The April list of 79,060 SNPs used includes 4,589 new markers and several additional gene tests. This revision also removed 4,824 of the least informative SNPs from the previous list of 79,294 SNPs to reduce computing time while improving prediction accuracy. Carrier status for some haplotypes is affected by these changes, and more direct gene tests are now used.

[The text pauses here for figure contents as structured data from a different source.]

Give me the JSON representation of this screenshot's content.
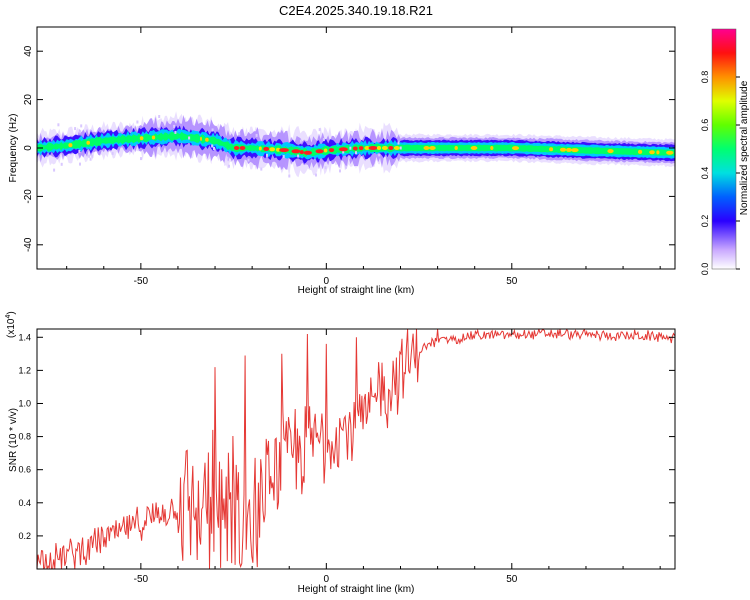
{
  "title": "C2E4.2025.340.19.18.R21",
  "chart_data": [
    {
      "type": "heatmap",
      "xlabel": "Height of straight line (km)",
      "ylabel": "Frequency (Hz)",
      "xlim": [
        -78,
        94
      ],
      "ylim": [
        -50,
        50
      ],
      "xticks": [
        -50,
        0,
        50
      ],
      "yticks": [
        -40,
        -20,
        0,
        20,
        40
      ],
      "band_center": [
        [
          -78,
          0
        ],
        [
          -70,
          1
        ],
        [
          -60,
          3
        ],
        [
          -50,
          4
        ],
        [
          -40,
          5
        ],
        [
          -30,
          3
        ],
        [
          -25,
          0
        ],
        [
          -20,
          0
        ],
        [
          -10,
          -1
        ],
        [
          -5,
          -2
        ],
        [
          0,
          -1
        ],
        [
          10,
          0
        ],
        [
          20,
          0
        ],
        [
          30,
          0
        ],
        [
          50,
          0
        ],
        [
          70,
          -1
        ],
        [
          94,
          -2
        ]
      ],
      "colorbar": {
        "label": "Normalized spectral amplitude",
        "range": [
          0,
          1
        ],
        "ticks": [
          0.0,
          0.2,
          0.4,
          0.6,
          0.8
        ]
      }
    },
    {
      "type": "line",
      "xlabel": "Height of straight line (km)",
      "ylabel": "SNR (10 * v/v)",
      "y_multiplier": "(x10",
      "y_multiplier_exp": "4",
      "y_multiplier_close": ")",
      "xlim": [
        -78,
        94
      ],
      "ylim": [
        0,
        1.45
      ],
      "xticks": [
        -50,
        0,
        50
      ],
      "yticks": [
        0.2,
        0.4,
        0.6,
        0.8,
        1.0,
        1.2,
        1.4
      ],
      "ytick_labels": [
        "0.2",
        "0.4",
        "0.6",
        "0.8",
        "1.0",
        "1.2",
        "1.4"
      ],
      "color": "#e53935",
      "trend": [
        [
          -78,
          0.05
        ],
        [
          -70,
          0.08
        ],
        [
          -60,
          0.18
        ],
        [
          -50,
          0.28
        ],
        [
          -40,
          0.38
        ],
        [
          -30,
          0.45
        ],
        [
          -25,
          0.45
        ],
        [
          -20,
          0.38
        ],
        [
          -15,
          0.55
        ],
        [
          -10,
          0.68
        ],
        [
          -5,
          0.75
        ],
        [
          0,
          0.8
        ],
        [
          5,
          0.85
        ],
        [
          10,
          0.9
        ],
        [
          15,
          1.05
        ],
        [
          20,
          1.2
        ],
        [
          25,
          1.32
        ],
        [
          30,
          1.38
        ],
        [
          40,
          1.41
        ],
        [
          60,
          1.42
        ],
        [
          80,
          1.41
        ],
        [
          94,
          1.4
        ]
      ],
      "spikes": [
        [
          -30,
          1.22
        ],
        [
          -22,
          1.29
        ],
        [
          -12,
          1.3
        ],
        [
          -5,
          1.42
        ],
        [
          0,
          1.36
        ],
        [
          8,
          1.4
        ],
        [
          14,
          1.25
        ],
        [
          20,
          1.3
        ],
        [
          30,
          1.45
        ]
      ]
    }
  ]
}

Find further summaries of the SNP selection process in these papers:

VanRaden, P.M., Null, D.J., O’Connell, J.R., Cole, J.B., and Li, B. Genomic prediction and marker selection using high-density genotypes from 5 dairy breeds. J. Dairy Sci. 102(Suppl. 1):400(abstr. 471). 2019.
Li, B., Fang, L., Null, D.J., Hutchison, J.L., Connor, E.E., VanRaden, P.M., and Cole, J.B. High-density genome-wide association study for residual feed intake in Holstein dairy cattle. J. Dairy Sci. 102(12):11067-11080. 2019.

New standard deviations for type traits in non-Holstein breeds
By Paul VanRaden

With the introduction of the new base, some type trait PTAs will have moderate to large standard deviation (SD) changes in breeds other than HO. The base SD set previously used an average SD across all years of data, whereas the new methodology uses only cows born 2013-17 to set the 2020 base SD. Variances increased for most linear trait PTAs of most breeds, but not for HO because their published PTAs are standardized (STAs).

Discontinuation of subset format 38 files
By Ezequiel Nicolazzi and Jay Megonigal

Effective the April 2020 evaluation, the following subsets of the format 38 files will no longer be released:

38coff.zip
38off.zip
38ai.zip
38s.zip
38i.MYY.xml
38i.MYY.xlsx
The above files were created at the time internet connections were slow, as creating subsets of the data avoided downloading large files for only a subset of animals. Since those reasons are no longer valid, only the official format 38 (38alloff.zip) and its traditional counterpart will be published.